A house some called an eyesore for years is finally gone.

Neighbors say it wasn't until the News 4 I-Team got involved that things changed, and they're relieved they didn’t have to pay for it.

For some neighbors the sound of bulldozers tearing down 301 Grace Street was music to their ears.

“We've been wanting that house to be torn down for many years, so I really thought that day would never come,” said Richard Espenant, who lives just around the corner.

When Espenant woke up one morning and saw workers at 301 Grace Street, he couldn’t help but record it.

He sent the I-Team pictures and videos showing crews taking down what city officials called one of its many problem properties.

For Espenant, it was an eyesore.

The house once had boarded up windows, trash in the back and front yards, and debris everywhere. It sat like that for three years until neighbors called the I-Team.

“Should it have taken this long?” the I-Team’s Lindsay Bramson asked.

“No,” Espenant said. “To be honest with you, if News 4 had not intervened and helped us out during the process, I think the house would still be standing.”

Metro Codes said they have received more than a dozen complaints about this house in the last year.

Earlier this year, the I-Team reported it’s not uncommon for houses like the one at 301 Grace Street to sit abandoned for months, even years at a time. But when the city has to demolish it, it costs taxpayers.

In this case, the homeowner obtained a building permit and knocked down the house with her own money.
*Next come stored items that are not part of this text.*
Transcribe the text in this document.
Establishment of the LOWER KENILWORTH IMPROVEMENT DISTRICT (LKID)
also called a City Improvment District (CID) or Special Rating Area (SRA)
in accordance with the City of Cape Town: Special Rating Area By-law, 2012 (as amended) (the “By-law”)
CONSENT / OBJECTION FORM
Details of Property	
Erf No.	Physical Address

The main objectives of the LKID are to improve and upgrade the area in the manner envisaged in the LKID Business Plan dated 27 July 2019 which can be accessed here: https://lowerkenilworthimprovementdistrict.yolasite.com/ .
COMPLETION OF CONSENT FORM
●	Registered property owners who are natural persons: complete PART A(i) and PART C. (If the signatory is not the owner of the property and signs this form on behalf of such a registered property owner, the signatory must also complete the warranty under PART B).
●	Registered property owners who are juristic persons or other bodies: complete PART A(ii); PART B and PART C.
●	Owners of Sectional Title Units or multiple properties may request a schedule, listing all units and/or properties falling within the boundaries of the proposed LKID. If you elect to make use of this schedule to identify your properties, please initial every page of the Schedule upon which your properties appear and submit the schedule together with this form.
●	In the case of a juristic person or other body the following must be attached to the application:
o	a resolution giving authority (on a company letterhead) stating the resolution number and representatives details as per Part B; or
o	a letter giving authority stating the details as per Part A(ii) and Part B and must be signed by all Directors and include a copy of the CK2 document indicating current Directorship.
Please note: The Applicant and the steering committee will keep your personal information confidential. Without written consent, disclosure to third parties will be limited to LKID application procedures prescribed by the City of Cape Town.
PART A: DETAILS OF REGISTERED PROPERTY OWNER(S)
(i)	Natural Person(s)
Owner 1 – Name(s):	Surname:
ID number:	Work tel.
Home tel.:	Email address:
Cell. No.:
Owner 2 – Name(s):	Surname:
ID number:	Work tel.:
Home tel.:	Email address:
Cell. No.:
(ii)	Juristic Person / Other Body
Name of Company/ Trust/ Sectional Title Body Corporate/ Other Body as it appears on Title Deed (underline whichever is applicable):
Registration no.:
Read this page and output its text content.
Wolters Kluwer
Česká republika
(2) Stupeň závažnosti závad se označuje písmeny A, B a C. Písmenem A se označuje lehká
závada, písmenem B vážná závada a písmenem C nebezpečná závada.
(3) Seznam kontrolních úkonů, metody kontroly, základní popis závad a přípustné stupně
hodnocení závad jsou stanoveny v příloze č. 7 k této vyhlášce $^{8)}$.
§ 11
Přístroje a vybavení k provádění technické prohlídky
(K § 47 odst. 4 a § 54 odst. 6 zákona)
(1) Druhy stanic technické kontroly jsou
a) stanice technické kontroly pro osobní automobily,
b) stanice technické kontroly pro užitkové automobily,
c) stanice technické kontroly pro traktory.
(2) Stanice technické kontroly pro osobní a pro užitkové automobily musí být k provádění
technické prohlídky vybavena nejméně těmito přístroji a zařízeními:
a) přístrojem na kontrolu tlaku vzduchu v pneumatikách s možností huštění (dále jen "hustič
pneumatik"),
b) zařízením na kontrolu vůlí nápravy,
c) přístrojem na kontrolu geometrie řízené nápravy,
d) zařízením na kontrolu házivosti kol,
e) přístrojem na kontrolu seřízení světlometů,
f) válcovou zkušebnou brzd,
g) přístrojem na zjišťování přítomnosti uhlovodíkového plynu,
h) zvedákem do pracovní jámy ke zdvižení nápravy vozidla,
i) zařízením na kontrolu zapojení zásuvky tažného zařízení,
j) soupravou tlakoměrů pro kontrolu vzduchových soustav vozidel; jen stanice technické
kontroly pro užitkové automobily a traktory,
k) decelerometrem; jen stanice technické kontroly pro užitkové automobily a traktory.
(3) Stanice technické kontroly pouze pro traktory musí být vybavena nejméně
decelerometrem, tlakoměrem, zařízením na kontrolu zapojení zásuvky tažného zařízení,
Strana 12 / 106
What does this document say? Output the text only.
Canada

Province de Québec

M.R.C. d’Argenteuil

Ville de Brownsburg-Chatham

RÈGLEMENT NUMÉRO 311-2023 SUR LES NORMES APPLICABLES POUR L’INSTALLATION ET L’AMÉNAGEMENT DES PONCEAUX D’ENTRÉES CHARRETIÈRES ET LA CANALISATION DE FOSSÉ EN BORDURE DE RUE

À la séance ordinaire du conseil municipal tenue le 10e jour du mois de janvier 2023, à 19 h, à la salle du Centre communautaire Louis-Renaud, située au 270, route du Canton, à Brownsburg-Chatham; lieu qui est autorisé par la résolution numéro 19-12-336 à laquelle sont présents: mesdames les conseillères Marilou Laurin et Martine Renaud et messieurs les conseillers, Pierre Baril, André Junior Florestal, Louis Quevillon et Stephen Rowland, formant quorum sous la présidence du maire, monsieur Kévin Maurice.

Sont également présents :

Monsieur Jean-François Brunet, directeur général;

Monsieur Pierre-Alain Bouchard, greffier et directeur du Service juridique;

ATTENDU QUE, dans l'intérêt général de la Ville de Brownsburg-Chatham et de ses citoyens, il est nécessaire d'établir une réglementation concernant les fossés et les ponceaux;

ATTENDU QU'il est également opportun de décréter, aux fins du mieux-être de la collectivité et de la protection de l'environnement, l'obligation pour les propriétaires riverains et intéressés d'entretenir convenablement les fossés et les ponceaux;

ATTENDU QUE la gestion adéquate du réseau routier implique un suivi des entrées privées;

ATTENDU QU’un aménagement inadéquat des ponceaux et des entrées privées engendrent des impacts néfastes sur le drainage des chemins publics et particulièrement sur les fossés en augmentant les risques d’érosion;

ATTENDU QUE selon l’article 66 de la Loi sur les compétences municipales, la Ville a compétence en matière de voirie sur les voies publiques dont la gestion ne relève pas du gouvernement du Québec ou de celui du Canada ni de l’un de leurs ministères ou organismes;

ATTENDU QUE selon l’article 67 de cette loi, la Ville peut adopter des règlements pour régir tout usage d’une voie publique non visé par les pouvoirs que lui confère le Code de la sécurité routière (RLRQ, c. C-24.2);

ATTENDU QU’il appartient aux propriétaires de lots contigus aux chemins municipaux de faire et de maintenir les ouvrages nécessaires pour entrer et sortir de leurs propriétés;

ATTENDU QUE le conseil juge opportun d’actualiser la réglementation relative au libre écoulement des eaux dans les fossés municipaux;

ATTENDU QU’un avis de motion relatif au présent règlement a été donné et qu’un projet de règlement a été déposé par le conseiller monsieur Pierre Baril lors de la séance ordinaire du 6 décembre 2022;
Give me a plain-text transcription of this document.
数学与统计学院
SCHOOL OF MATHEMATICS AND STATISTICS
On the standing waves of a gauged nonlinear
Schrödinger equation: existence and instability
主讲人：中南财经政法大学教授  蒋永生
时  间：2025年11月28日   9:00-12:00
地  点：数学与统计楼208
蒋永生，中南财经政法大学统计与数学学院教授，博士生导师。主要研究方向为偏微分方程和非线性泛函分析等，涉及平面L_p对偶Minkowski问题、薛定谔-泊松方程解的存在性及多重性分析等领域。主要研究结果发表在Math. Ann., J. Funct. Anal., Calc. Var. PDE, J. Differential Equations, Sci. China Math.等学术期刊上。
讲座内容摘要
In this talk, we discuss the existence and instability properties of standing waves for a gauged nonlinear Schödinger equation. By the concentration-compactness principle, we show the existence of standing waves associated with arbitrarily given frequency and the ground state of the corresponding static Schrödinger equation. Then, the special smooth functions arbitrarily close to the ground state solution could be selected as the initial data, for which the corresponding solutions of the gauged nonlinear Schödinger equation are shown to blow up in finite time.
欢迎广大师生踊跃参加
“What do you say to people who feel it shouldn't have taken this long for this house to come down?” Bramson asked.

“We have to give them the opportunity to appeal. She exercised that opportunity. So I can’t break the law unless it’s an emergency,” said Bill Penn with Metro Codes.

Penn said there are currently 46 other abandoned homes in Nashville on a list to be demolished. And if homeowners don't take care of it themselves and the city has to tear them down, that’s nearly $300,000 of taxpayer money.

"We have a number of steps that have to be taken before we can get to a point of demolishing, and at several points in that process the owner of the property can challenge us,” Penn said.

In the end neighbors like Richard are just happy to see it gone and even happier knowing that, in this case, it wasn't his money that paid for it.

The I-Team spoke with the property owner over the phone Tuesday. She said she didn't want to comment on the story or discuss what her future plans are with that property.

We checked and so far, there haven't been any permits pulled for any building on that land.